Salt Lake County District Attorney Lohra Miller says the budget crunch has her office charging defendants in criminal cases for materials they had been getting for free.

Starting this month, defense attorneys are paying for copies of police reports, photographs, videotapes and witness interviews.

Miller argues the administrative cost of processing such materials should be borne by defendants rather than taxpayers. But defense attorneys on Wednesday said they worry the multitiered fee schedule Miller has devised will mean delays in getting information needed to build their cases.

Added defense attorney Clayton Simms: "There is something fundamentally unfair about having to pay to see the evidence against you."

Utah State Bar President Stephen Owens said he had received several complaints from attorneys about the fees.

"We're sympathetic," Owens said. "But we've taken no position to date. We're trying to talk to interested parties to evaluate it and see if we ought to."

Miller noted that many other counties and some cities have been charging fees for so-called discovery materials for years.

In 2006, the Utah Court of Appeals ruled the Washington County Attorney's Office could charge "reasonable fees" for copies in the case of non-indigent defendants.
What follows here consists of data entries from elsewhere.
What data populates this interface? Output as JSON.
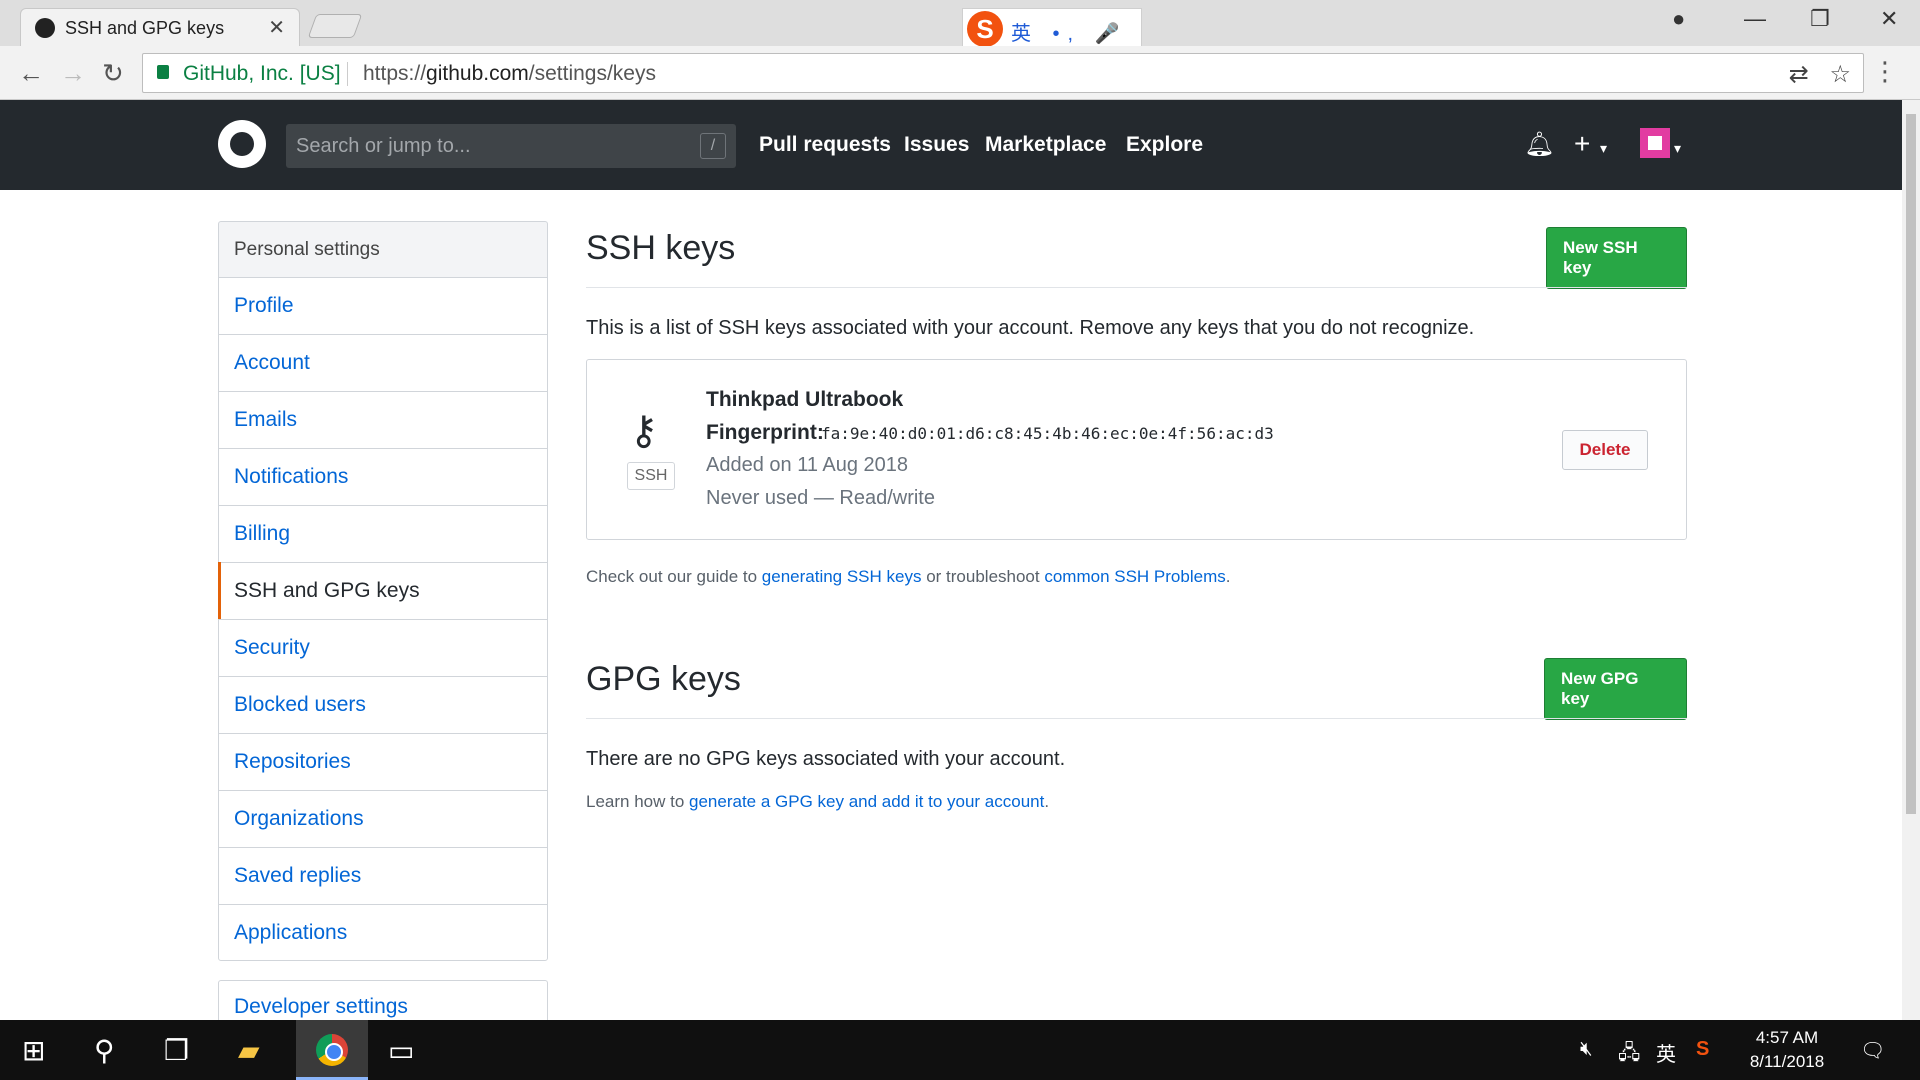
{
  "browser": {
    "tab_title": "SSH and GPG keys",
    "tab_close": "✕",
    "secure_label": "GitHub, Inc. [US]",
    "url_scheme": "https://",
    "url_host": "github.com",
    "url_path": "/settings/keys",
    "ime_text": "英 •, 🎤 ⌨"
  },
  "header": {
    "search_placeholder": "Search or jump to...",
    "search_shortcut": "/",
    "nav": [
      "Pull requests",
      "Issues",
      "Marketplace",
      "Explore"
    ],
    "plus": "+",
    "caret": "▾"
  },
  "sidebar": {
    "title": "Personal settings",
    "items": [
      {
        "label": "Profile"
      },
      {
        "label": "Account"
      },
      {
        "label": "Emails"
      },
      {
        "label": "Notifications"
      },
      {
        "label": "Billing"
      },
      {
        "label": "SSH and GPG keys",
        "active": true
      },
      {
        "label": "Security"
      },
      {
        "label": "Blocked users"
      },
      {
        "label": "Repositories"
      },
      {
        "label": "Organizations"
      },
      {
        "label": "Saved replies"
      },
      {
        "label": "Applications"
      }
    ],
    "developer_settings": "Developer settings"
  },
  "ssh": {
    "title": "SSH keys",
    "new_button": "New SSH key",
    "intro": "This is a list of SSH keys associated with your account. Remove any keys that you do not recognize.",
    "key": {
      "type_label": "SSH",
      "name": "Thinkpad Ultrabook",
      "fingerprint_label": "Fingerprint:",
      "fingerprint": "fa:9e:40:d0:01:d6:c8:45:4b:46:ec:0e:4f:56:ac:d3",
      "added": "Added on 11 Aug 2018",
      "usage": "Never used — Read/write",
      "delete_label": "Delete"
    },
    "guide_prefix": "Check out our guide to ",
    "guide_link1": "generating SSH keys",
    "guide_middle": " or troubleshoot ",
    "guide_link2": "common SSH Problems",
    "guide_suffix": "."
  },
  "gpg": {
    "title": "GPG keys",
    "new_button": "New GPG key",
    "empty_text": "There are no GPG keys associated with your account.",
    "learn_prefix": "Learn how to ",
    "learn_link": "generate a GPG key and add it to your account",
    "learn_suffix": "."
  },
  "taskbar": {
    "tray_ime": "英",
    "time": "4:57 AM",
    "date": "8/11/2018"
  },
  "colors": {
    "header_bg": "#24292e",
    "link": "#0366d6",
    "green": "#28a745",
    "danger": "#cb2431",
    "active_marker": "#e36209"
  }
}
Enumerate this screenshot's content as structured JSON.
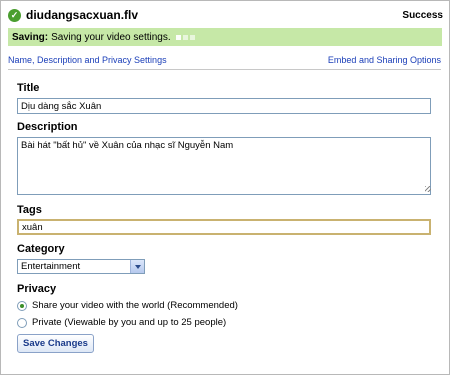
{
  "header": {
    "filename": "diudangsacxuan.flv",
    "status": "Success",
    "status_icon": "check-circle-icon",
    "status_color": "#4a9e2f"
  },
  "status_bar": {
    "label": "Saving:",
    "message": "Saving your video settings.",
    "background": "#c6e8a7"
  },
  "nav": {
    "left_link": "Name, Description and Privacy Settings",
    "right_link": "Embed and Sharing Options",
    "link_color": "#1a3eb8"
  },
  "form": {
    "title_label": "Title",
    "title_value": "Dịu dàng sắc Xuân",
    "description_label": "Description",
    "description_value": "Bài hát \"bất hủ\" về Xuân của nhạc sĩ Nguyễn Nam",
    "tags_label": "Tags",
    "tags_value": "xuân",
    "category_label": "Category",
    "category_selected": "Entertainment",
    "privacy_label": "Privacy",
    "privacy_options": [
      {
        "label": "Share your video with the world (Recommended)",
        "checked": true
      },
      {
        "label": "Private (Viewable by you and up to 25 people)",
        "checked": false
      }
    ],
    "save_label": "Save Changes"
  }
}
But Washington County was charging a $5 flat fee. Miller's fee schedule includes charging $25 for an initial discovery packet, $0.25 per page for supplemental material, $1 per photograph and $20 per videotape.

Miller also plans to charge an hourly rate for time spent by her staff compiling, formatting, redacting and packaging information. All payments must be made up front, Miller said, because it is simpler and she does not want to get into the business of collecting from attorneys.

But defense attorney Earl Xaiz said charging for staff time amounts to "double billing" by the district attorney because "that is what they're getting paid to do anyway."

Xaiz also complained that charging $25 for initial discovery was much higher than the flat $5 or $10 charged by other jurisdictions, especially when an initial police report may amount to less than a handful of pages.

"Some of this really over the top," Xaiz said, adding that he believes his firm will at some point challenge Miller's fee scheme.

"We have cases in federal court where they provide us with thousands and thousands of pages of material, and we don't have to pay for that," Xaiz noted.

For constitutional reasons, Miller will not be charging Salt Lake Legal Defenders Association, which represents indigent criminal defendants. And that is another sore point with defense attorneys.

"It's discriminatory when you say indigent defendants don't have to pay, but other clients do," Xaiz said.

Defense attorney Greg Skordas is not troubled by paying for discovery, but he said he does not like the notion of making piecemeal payments for photos, videotapes and digital recordings

"Why not make it a blanket fee?" asked Skordas, noting that making multiple payments will be "tedious" and difficult to manage for both the defense and the district attorney.

Skordas, Xaiz and Simms all predicted that the cost of administrating the fee schedule will end up costing the district attorney's office more money than it collects.

Miller disagreed.

"We will be doing it with existing resources," she said. "We have projected we will be in the black."